Applying the clear and convincing factual sufficiency standard, we give due consideration to evidence the factfinder could reasonably have found to be clear and convincing. We find that the evidence is such that a factfinder could reasonably form a firm belief about the truth of the State's allegations. Thus, the evidence is neither legally nor factually insufficient with regard to whether Perez violated the statutory prohibitions found by the court. We overrule Perez's first issue on appeal.

Turning to the children's best interest, we will consider the Holley factors enumerated above. Although the children did not testify to their desires, there is evidence from the counselors and CPS workers that the children had expressed a desire to stay with Veronica's former in-laws, the Glorias. There was also evidence from counselors and CPS workers that Perez's behavior causes a risk for the children. Both S.G. and D.G.(f) were fearful of Perez and there were indications that they did not feel their home was a safe environment. The counselors and CPS workers testified that termination is in the best interest of the children and that the Glorias should be allowed to adopt the children. There was evidence that the children were doing well and were being provided much-needed stability in the Glorias' home. Further, several of the witnesses and Mary Louise Gloria herself testified that it would be appropriate for Veronica to have some access to the children if the Glorias were allowed to adopt them. As stated previously, the evidence shows Perez acted in a way that indicates an inappropriate parent-children relationship: there is evidence that he has sexually abused D.G.(f) and that both D.G.(f) and S.G. are fearful of him. And, of course, Perez had contact with the children at times he was prohibited from seeing them.

Again, applying the clear and convincing legal insufficiency standard, and considering the evidence in the light most favorable to the court's finding, a reasonable trier of fact could have formed a firm belief that the finding was true. And, insofar as the factual sufficiency review is concerned, giving due consideration to evidence the factfinder could reasonably have found to be clear and convincing, a factfinder likewise could reasonably form a firm belief about the truth of the State's allegations.
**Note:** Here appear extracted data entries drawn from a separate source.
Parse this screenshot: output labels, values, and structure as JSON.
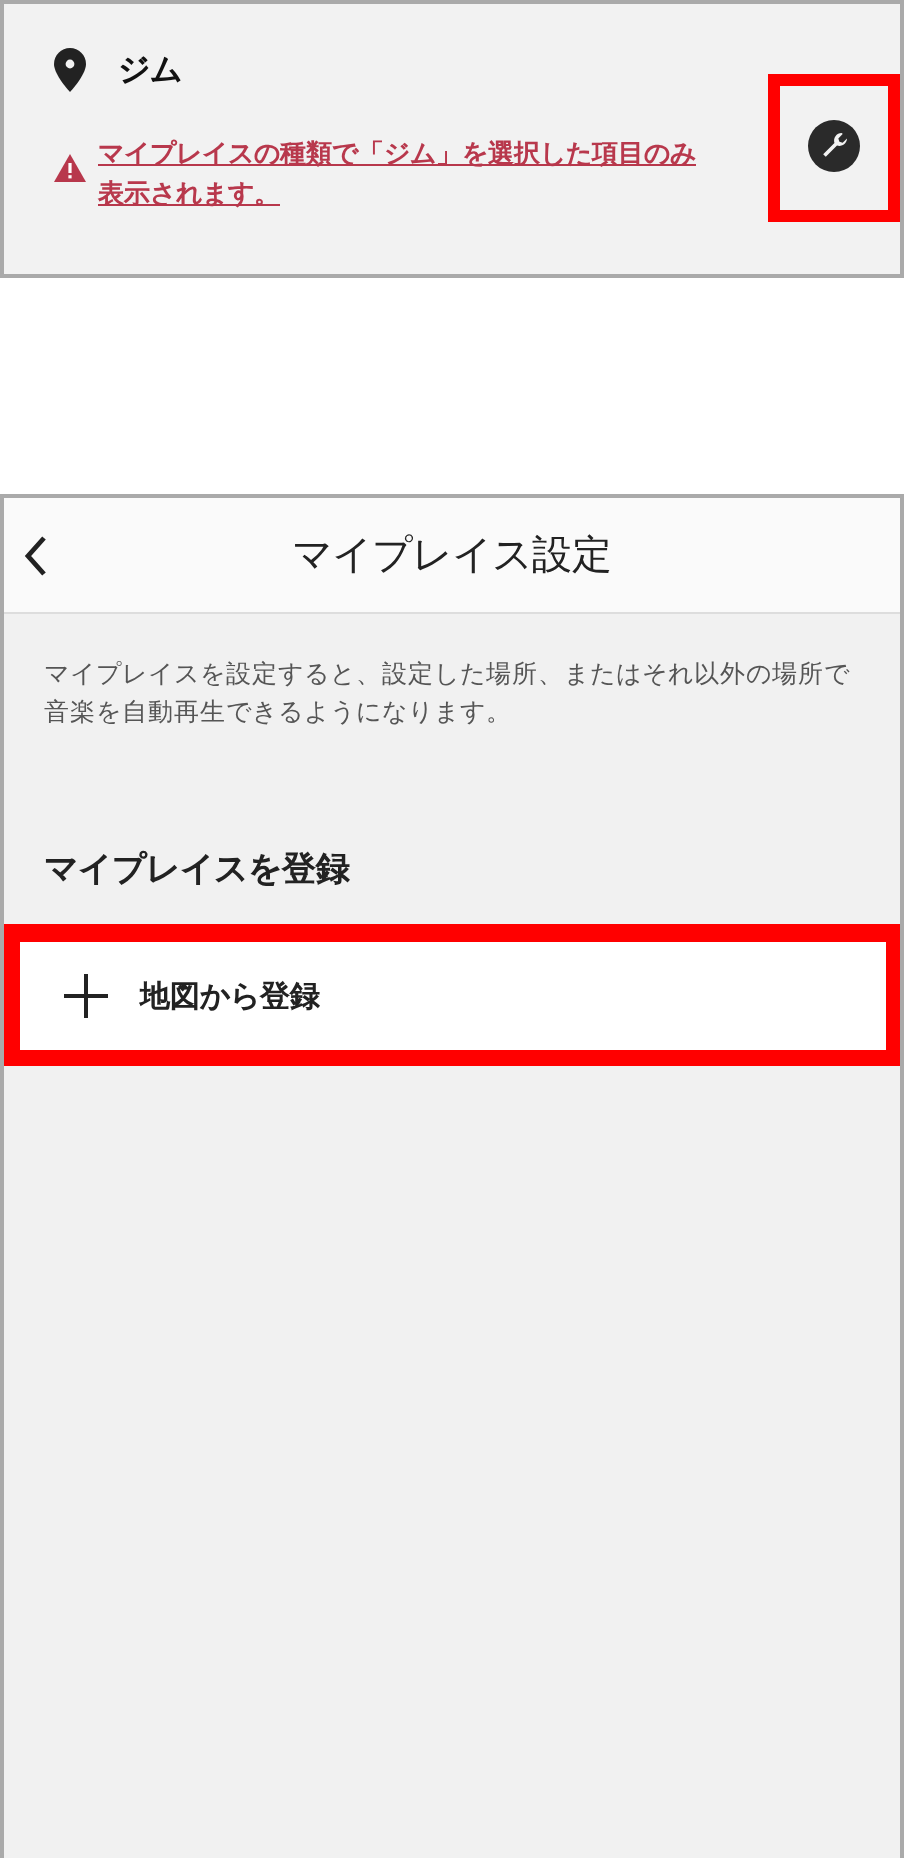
{
  "place_card": {
    "name": "ジム",
    "warning": "マイプレイスの種類で「ジム」を選択した項目のみ表示されます。",
    "settings_highlighted": true
  },
  "screen": {
    "title": "マイプレイス設定",
    "description": "マイプレイスを設定すると、設定した場所、またはそれ以外の場所で音楽を自動再生できるようになります。",
    "section_title": "マイプレイスを登録",
    "actions": [
      {
        "label": "地図から登録",
        "highlighted": true
      }
    ]
  }
}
We, therefore, overrule Perez's second issue on appeal.

Conclusion

Because Veronica Gloria failed to pay the filing fee, we dismiss her appeal. With regard to Pete Perez's appeal, having found that his issues on appeal lack merit, we affirm the trial court's judgment.

Karen Angelini, Justice

1. To distinguish between the two minor children who both have initials "D.G.", we will refer to the female as D.G.(f) and the male as D.G.(m) throughout this opinion.
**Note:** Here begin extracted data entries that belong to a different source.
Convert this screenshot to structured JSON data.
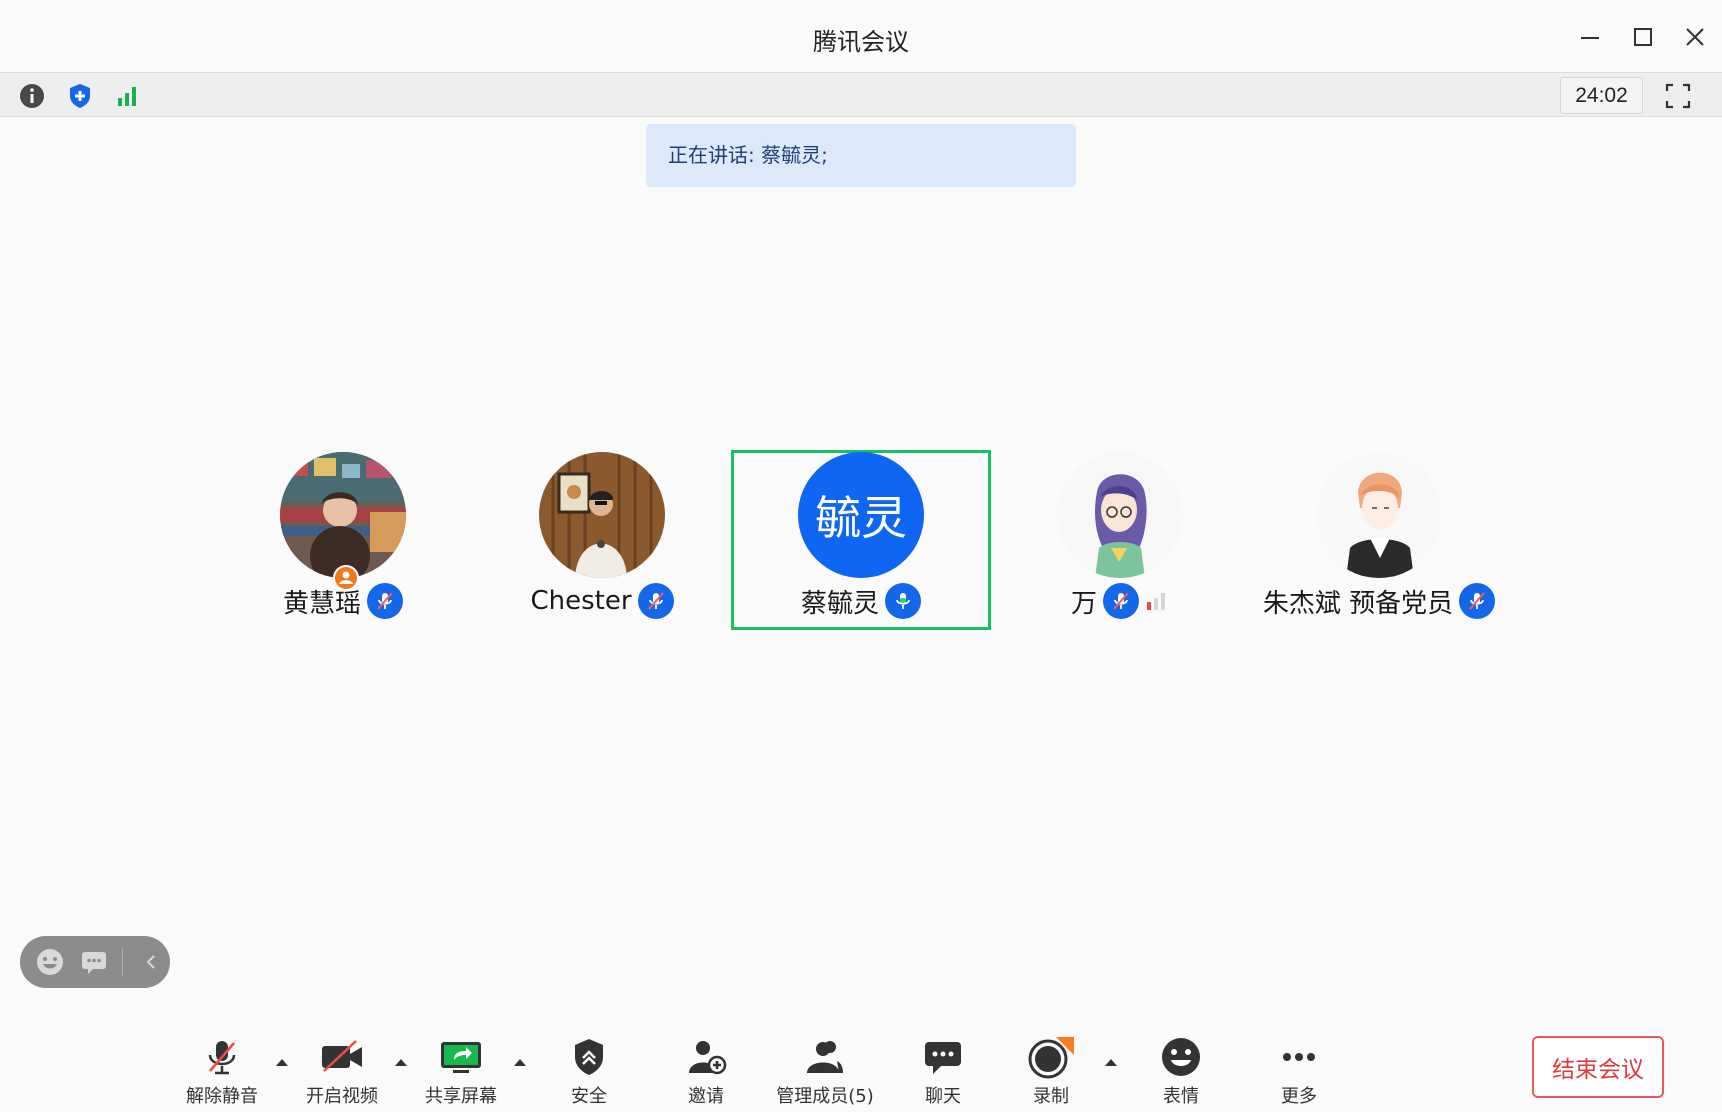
{
  "window": {
    "title": "腾讯会议"
  },
  "infobar": {
    "timer": "24:02"
  },
  "speaking": {
    "text": "正在讲话: 蔡毓灵;"
  },
  "participants": [
    {
      "name": "黄慧瑶",
      "mic": "muted",
      "host": true
    },
    {
      "name": "Chester",
      "mic": "muted"
    },
    {
      "name": "蔡毓灵",
      "mic": "speaking",
      "avatar_text": "毓灵",
      "active": true
    },
    {
      "name": "万",
      "mic": "muted",
      "signal": "weak"
    },
    {
      "name": "朱杰斌 预备党员",
      "mic": "muted"
    }
  ],
  "toolbar": {
    "unmute": "解除静音",
    "video": "开启视频",
    "share": "共享屏幕",
    "security": "安全",
    "invite": "邀请",
    "members": "管理成员(5)",
    "chat": "聊天",
    "record": "录制",
    "emoji": "表情",
    "more": "更多",
    "end": "结束会议"
  },
  "colors": {
    "accent": "#1467e8",
    "active_border": "#18c064",
    "end": "#e03a3a",
    "banner_bg": "#dce9fb"
  }
}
2. The Department also sought termination of parental rights of Reynaldo Gloria, father of D.G.(f) and D.G.(m). The trial court's decree terminated the parental rights of all parties; however, this appeal only concerns the termination of Pete Perez, Jr.'s and Veronica Gloria's parental rights.

3. The trial court found Perez had knowingly placed or knowingly allowed the children to remain in conditions or surroundings which endanger the physical or emotional well-being of the children and that he had engaged in conduct or knowingly placed the children with persons who engaged in conduct which endangers the physical or emotional well-being of the children.